Raised Catholic, she left home when she was 15. “I was with this guy who took care of me. I was dependent on him for money.” Money is still her chief problem; three months ago, she reached the five-year lifetime welfare limit Congress imposed in 1996. While her application to the state’s supplemental program slumps through the system, the family receives reduced aid—$85 cash every two weeks, $225 a month in food stamps—and is facing eviction.
She hopes graduating from college next year will free her from poverty. She’s resisted living with Tawana, a retail salesperson, because “I have a lot of baggage. I’m still on public assistance, I don’t want to drop that on her. I want to be able to give back to her what she gives to me.” By that she doesn’t mean cash.
“She accepts me for who I am, with all my faults and everything. She’s more than a partner, she’s a best friend,” says Westbrook. “We have our ups and downs, but I would like it to be forever.”

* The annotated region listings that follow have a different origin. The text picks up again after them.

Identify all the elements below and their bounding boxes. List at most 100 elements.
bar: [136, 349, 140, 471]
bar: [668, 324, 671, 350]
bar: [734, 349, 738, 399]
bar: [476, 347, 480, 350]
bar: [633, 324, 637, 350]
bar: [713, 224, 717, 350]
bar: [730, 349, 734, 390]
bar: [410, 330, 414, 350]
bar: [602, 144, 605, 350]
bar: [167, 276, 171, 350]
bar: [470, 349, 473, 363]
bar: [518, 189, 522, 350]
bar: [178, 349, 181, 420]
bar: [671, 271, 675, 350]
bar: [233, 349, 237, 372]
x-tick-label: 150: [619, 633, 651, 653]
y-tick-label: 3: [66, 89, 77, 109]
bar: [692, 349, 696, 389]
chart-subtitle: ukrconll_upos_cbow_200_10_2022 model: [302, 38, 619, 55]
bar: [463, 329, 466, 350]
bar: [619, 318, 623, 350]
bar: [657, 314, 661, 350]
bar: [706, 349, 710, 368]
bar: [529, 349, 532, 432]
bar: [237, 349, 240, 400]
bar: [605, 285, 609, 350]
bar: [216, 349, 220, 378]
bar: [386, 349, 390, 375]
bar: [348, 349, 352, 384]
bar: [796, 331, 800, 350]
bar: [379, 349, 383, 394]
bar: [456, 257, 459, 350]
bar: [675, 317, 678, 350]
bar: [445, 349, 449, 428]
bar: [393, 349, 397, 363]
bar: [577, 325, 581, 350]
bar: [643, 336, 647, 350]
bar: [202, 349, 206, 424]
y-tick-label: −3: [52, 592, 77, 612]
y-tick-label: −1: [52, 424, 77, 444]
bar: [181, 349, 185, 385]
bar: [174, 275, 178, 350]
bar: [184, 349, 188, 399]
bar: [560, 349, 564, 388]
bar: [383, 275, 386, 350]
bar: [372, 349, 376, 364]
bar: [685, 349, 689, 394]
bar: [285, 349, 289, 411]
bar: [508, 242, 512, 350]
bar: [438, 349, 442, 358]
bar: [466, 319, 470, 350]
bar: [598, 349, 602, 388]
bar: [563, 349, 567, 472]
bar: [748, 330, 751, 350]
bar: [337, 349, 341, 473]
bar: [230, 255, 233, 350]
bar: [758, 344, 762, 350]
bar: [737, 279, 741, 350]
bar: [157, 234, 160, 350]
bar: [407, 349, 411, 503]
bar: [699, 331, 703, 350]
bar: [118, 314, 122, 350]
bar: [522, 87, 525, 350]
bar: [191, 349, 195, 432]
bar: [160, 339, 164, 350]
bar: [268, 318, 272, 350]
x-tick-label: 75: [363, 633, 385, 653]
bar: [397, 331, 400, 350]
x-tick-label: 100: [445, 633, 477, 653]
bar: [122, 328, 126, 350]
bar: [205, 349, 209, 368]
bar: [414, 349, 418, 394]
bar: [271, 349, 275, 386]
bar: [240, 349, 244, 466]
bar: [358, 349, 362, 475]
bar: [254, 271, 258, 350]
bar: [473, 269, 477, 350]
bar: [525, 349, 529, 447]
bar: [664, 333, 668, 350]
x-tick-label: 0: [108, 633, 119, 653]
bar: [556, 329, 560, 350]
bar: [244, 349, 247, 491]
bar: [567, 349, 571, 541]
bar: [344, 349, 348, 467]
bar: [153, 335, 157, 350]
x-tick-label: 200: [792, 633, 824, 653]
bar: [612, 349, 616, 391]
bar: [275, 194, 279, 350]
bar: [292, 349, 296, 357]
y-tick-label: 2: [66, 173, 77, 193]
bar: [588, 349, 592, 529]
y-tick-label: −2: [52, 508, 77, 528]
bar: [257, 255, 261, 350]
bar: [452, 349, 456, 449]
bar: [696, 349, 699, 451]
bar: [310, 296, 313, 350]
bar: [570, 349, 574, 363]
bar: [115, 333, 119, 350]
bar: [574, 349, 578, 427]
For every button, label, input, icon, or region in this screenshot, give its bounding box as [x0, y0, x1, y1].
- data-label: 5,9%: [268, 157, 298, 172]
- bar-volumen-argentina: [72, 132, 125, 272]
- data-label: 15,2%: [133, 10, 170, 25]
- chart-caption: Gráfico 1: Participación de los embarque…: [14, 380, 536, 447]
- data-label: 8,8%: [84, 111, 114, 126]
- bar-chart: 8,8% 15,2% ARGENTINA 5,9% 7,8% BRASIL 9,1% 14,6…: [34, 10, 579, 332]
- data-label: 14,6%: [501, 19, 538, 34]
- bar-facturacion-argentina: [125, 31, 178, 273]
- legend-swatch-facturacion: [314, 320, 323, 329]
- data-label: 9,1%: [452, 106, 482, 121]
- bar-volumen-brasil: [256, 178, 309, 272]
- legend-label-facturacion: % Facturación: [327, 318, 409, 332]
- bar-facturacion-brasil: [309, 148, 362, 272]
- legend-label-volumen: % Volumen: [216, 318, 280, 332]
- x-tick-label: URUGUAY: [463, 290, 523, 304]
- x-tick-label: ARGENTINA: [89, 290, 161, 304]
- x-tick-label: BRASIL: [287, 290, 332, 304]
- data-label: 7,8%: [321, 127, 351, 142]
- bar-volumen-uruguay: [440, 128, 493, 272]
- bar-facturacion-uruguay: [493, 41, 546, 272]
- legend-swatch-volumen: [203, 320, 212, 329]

Her life should be a lesson in love for the president, she says. “He assumes a woman being with a man is the American dream, but love comes in many forms. If you’re willing to put up money for me to marry a man, why don’t you let me marry the love of my life?” —C.L.
JULIA JACKSON*
Julia Jackson met her husband-to-be when she was 14, got pregnant at 15, and married at 16. “I thought I was in love,” she remembers. “I thought I’d have a big house with a picket fence.” Instead, when her husband was drafted to fight in Vietnam, Jackson ended up homeless. “They didn’t have a shelter system back then, and I was roaming in the streets. I had my stuff in shopping bags and a baby in my arms.”
After her husband returned from the war, the first few years of her marriage were relatively happy; he had steady work, first with a package delivery service and later as a city police officer. But, gradually, her husband became violent and started using drugs. “I was walking around beat up, with bruises, black eyes.” She left him—several times. It was “like a revolving door,” she says. “But I’d go back. How much can you drift in the street with six kids with you?”
Jackson finally left her husband and landed in a shelter when she was pregnant with their seventh child. Today, 33 years after her wedding, she is still married, though she hasn’t seen her husband in years. She hopes to get a divorce when she saves enough money to pay for one, though she doesn’t think she’ll get married again.
“Marriage has to be a 50-50, understanding love relationship,” she says. “It’s supposed to be like on that show 7th Heaven, where people can work together. I don’t think I’ll ever have that.” —S.L.
*Names and identifying details have been changed.